« Ma vie est en suspens » : le drame de la grève judiciaire

« J'ai accouru et on m'a dit qu'il n'y avait pas de service. » Voici le témoignage de l'une des milliers de personnes touchées par l'arrêt de travail au sein du système judiciaire de Mexico, qui dure depuis plus de deux semaines. Alors que les travailleurs réclament de meilleurs salaires, la justice pour les citoyens est suspendue.
Un conflit du travail a dégénéré en une paralysie totale du système judiciaire de Mexico. Depuis le 29 mai, les employés de la Cour supérieure de justice de Mexico (TSJ-CDMX) maintiennent un arrêt de travail illimité, fermant les tribunaux et suspendant des milliers de procédures, d'audiences et de décisions, laissant les citoyens et les avocats dans un vide juridique et émotionnel. Ce qui a commencé comme une manifestation pour des revendications salariales révèle aujourd'hui les profondes failles d'une institution essentielle à l'État de droit.
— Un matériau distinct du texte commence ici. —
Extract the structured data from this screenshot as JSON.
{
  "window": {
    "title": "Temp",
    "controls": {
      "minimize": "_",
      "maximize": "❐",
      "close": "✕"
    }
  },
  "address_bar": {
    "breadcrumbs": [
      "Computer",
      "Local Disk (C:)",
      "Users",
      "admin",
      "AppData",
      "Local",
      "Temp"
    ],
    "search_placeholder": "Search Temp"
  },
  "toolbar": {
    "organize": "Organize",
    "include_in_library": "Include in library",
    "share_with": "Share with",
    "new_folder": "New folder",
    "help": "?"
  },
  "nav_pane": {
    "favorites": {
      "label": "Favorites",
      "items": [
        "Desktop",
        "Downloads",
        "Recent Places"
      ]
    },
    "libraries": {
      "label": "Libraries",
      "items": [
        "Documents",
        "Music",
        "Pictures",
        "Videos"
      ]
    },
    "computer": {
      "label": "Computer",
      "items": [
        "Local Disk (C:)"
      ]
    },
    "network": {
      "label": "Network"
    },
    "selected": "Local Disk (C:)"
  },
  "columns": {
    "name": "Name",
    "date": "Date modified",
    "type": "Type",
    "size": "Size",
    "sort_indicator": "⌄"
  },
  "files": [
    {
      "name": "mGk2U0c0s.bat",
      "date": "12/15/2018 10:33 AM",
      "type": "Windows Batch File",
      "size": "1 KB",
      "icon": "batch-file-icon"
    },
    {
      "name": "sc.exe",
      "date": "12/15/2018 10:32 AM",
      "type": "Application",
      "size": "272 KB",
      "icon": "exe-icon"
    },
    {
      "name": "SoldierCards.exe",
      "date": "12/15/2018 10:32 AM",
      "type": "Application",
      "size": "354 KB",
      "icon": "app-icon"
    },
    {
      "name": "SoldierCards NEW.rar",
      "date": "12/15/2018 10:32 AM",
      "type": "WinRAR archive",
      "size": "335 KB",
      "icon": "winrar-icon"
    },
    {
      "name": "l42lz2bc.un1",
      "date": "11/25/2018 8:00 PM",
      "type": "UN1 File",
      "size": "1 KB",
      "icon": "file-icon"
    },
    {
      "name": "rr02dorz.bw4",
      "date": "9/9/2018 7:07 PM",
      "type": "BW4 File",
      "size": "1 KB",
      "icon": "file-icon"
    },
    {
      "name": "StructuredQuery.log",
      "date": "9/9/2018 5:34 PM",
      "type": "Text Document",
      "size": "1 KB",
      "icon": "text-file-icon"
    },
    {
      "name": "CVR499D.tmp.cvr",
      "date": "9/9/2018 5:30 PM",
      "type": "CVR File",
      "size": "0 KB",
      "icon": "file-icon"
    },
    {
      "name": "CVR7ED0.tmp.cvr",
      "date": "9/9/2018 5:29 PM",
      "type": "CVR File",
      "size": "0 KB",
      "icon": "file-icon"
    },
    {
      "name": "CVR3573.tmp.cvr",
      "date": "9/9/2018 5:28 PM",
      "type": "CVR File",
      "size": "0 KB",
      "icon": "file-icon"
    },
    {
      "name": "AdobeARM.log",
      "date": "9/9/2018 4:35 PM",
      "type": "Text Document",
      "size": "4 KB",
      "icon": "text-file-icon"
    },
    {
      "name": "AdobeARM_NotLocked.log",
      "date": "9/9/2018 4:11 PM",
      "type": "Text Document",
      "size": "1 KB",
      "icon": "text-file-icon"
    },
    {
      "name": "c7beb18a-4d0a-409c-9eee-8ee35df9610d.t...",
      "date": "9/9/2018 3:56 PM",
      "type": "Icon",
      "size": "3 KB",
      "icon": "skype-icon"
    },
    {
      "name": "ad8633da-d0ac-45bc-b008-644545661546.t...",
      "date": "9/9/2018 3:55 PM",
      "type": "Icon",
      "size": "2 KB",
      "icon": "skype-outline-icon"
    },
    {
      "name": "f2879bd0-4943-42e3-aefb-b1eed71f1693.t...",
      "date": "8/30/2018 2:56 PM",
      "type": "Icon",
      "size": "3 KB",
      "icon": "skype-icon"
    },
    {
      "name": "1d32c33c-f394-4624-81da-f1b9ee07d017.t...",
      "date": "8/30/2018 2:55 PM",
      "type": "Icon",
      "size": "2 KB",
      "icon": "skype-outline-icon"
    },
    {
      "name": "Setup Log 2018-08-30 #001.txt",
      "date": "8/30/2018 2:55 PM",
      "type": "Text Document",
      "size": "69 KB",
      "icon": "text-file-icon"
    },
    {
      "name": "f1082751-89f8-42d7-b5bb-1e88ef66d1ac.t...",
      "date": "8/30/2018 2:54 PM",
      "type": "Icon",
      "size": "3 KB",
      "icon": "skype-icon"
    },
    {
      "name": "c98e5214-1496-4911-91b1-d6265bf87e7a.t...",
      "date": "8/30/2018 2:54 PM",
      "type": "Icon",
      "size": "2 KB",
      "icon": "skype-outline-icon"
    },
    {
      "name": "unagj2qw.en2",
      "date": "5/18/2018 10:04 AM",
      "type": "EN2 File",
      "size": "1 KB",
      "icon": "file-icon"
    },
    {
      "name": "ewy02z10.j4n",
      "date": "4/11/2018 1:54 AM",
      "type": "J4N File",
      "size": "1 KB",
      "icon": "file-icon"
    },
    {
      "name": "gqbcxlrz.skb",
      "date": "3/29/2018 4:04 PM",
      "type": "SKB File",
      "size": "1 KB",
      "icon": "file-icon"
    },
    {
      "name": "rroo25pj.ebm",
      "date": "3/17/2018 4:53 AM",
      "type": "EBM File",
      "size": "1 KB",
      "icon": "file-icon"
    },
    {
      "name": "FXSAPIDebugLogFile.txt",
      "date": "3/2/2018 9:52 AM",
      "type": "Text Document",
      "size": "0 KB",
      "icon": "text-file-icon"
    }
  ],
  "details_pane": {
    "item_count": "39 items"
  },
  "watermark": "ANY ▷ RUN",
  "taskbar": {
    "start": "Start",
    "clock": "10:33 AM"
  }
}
Au cœur du conflit se trouve la revendication de meilleures conditions de travail. Les travailleurs, récemment rejoints par des experts du Bureau du Procureur général (FGJ) en signe de solidarité, affirment que leurs salaires sont inférieurs à une charge de travail qu'ils qualifient d'« excessive ».
Leurs revendications spécifiques portent sur une augmentation directe des salaires comprise entre 7 et 12 %, ainsi que sur une augmentation de 5 % des avantages sociaux. Ils affirment que l'augmentation du salaire minimum a été bien plus importante et que leurs revenus ne correspondent ni à l'inflation ni aux responsabilités de leur travail.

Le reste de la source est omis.